Questions need to be asked also as to whether the Royal New Zealand Yacht Squadron is taking an effective supervisory role in the management of an Event that comprises the Defence of the Cup which was won in its name. It is understood that the Squadron by contract entered into many years ago conferred on TNZ full authority to mount and defend challenges, as the case may be. But, under the Deed of Gift by which the America’s Cup was established, only a yacht Club which holds an annual regatta can challenge for and hold the Cup. The Squadron should hold TNZ to account for what is done in its name.
The Future
It can safely be predicted that any Government that is in power after the conclusion of the Match in March next year is most unlikely to provide any further financial assistance to TNZ or to ACE in the event that TNZ does successfully hold on to the Cup. There will be a number of reasons for this, apart from the lack of further confidence in the financial responsibility of TNZ’s current leadership and in its ability to respect corporate governance principles. The small number of challenges, which can be ascribed to the costs and difficulties imposed on new entrants from the choice of a foiling monohull, will mean that the much vaunted economic return for the investment of public funds was always unlikely but the onset of Covid-19 has cemented that outcome. More seriously, the massive ongoing Budget deficits that now face future Governments and New Zealand people at large will destroy completely the New Zealand appetite for paying for the privilege of holding high-cost America’s Cup events in this country.

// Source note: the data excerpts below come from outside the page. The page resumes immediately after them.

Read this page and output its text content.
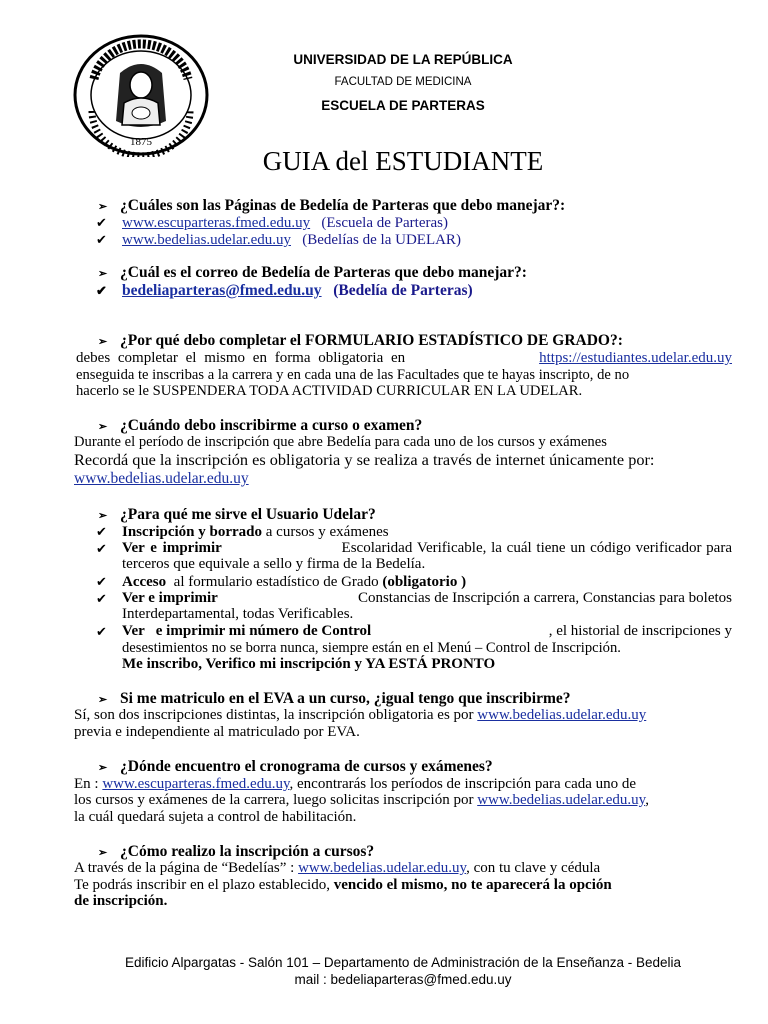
1875
UNIVERSIDAD DE LA REPÚBLICA
FACULTAD DE MEDICINA
ESCUELA DE PARTERAS
GUIA del ESTUDIANTE
➢ ¿Cuáles son las Páginas de Bedelía de Parteras que debo manejar?:
✔ www.escuparteras.fmed.edu.uy (Escuela de Parteras)
✔ www.bedelias.udelar.edu.uy (Bedelías de la UDELAR)
➢ ¿Cuál es el correo de Bedelía de Parteras que debo manejar?:
✔ bedeliaparteras@fmed.edu.uy (Bedelía de Parteras)
➢ ¿Por qué debo completar el FORMULARIO ESTADÍSTICO DE GRADO?:
debes completar el mismo en forma obligatoria en	https://estudiantes.udelar.edu.uy
enseguida te inscribas a la carrera y en cada una de las Facultades que te hayas inscripto, de no
hacerlo se le SUSPENDERA TODA ACTIVIDAD CURRICULAR EN LA UDELAR.
➢ ¿Cuándo debo inscribirme a curso o examen?
Durante el período de inscripción que abre Bedelía para cada uno de los cursos y exámenes
Recordá que la inscripción es obligatoria y se realiza a través de internet únicamente por:
www.bedelias.udelar.edu.uy
➢ ¿Para qué me sirve el Usuario Udelar?
✔ Inscripción y borrado a cursos y exámenes
✔	Ver e imprimir	Escolaridad Verificable, la cuál tiene un código verificador para
terceros que equivale a sello y firma de la Bedelía.
✔ Acceso al formulario estadístico de Grado (obligatorio )
✔	Ver e imprimir	Constancias de Inscripción a carrera, Constancias para boletos
Interdepartamental, todas Verificables.
✔	Ver   e imprimir mi número de Control	, el historial de inscripciones y
desestimientos no se borra nunca, siempre están en el Menú – Control de Inscripción.
Me inscribo, Verifico mi inscripción y YA ESTÁ PRONTO
➢ Si me matriculo en el EVA a un curso, ¿igual tengo que inscribirme?
Sí, son dos inscripciones distintas, la inscripción obligatoria es por www.bedelias.udelar.edu.uy
previa e independiente al matriculado por EVA.
➢ ¿Dónde encuentro el cronograma de cursos y exámenes?
En : www.escuparteras.fmed.edu.uy, encontrarás los períodos de inscripción para cada uno de
los cursos y exámenes de la carrera, luego solicitas inscripción por www.bedelias.udelar.edu.uy,
la cuál quedará sujeta a control de habilitación.
➢ ¿Cómo realizo la inscripción a cursos?
A través de la página de “Bedelías” : www.bedelias.udelar.edu.uy, con tu clave y cédula
Te podrás inscribir en el plazo establecido, vencido el mismo, no te aparecerá la opción
de inscripción.
Edificio Alpargatas - Salón 101 – Departamento de Administración de la Enseñanza - Bedelia
mail : bedeliaparteras@fmed.edu.uy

And so back to the title to this commentary: will this be the last America’ Cup Match held in New Zealand, irrespective of the outcome of the present Event next March?
The choice for a successful TNZ will be either to sell hosting rights around the world to the highest bidder or to trim the scale and scope of the Cup back to a much more modest, self-funding level, making use of the existing Event facilities in Auckland and choosing a conventional monohull boat similar to a Volvo 70. Selling the Event to the highest bidder would constitute monetary self-interest driving the decision. Reforming the Event and reducing the costs of participants and of staging the Event to a level that matches New Zealand reality would restore respect for the Event and for TNZ in particular. It would also happen to be consistent with the purpose of the Deed of Gift, which was to establish a “friendly competition between foreign countries”.
Jim Farmer
14 September 2020
Declaration of Interest: I was a member of the TNZ board from 2004 to 2013 when I resigned my position to avoid a conflict of interest in order to serve on the International Committee that was appointed to address safety issues that were highlighted by the death of British sailor Andrew (“Bart”) Simpson in a capsize of one of the huge multihull AC boats.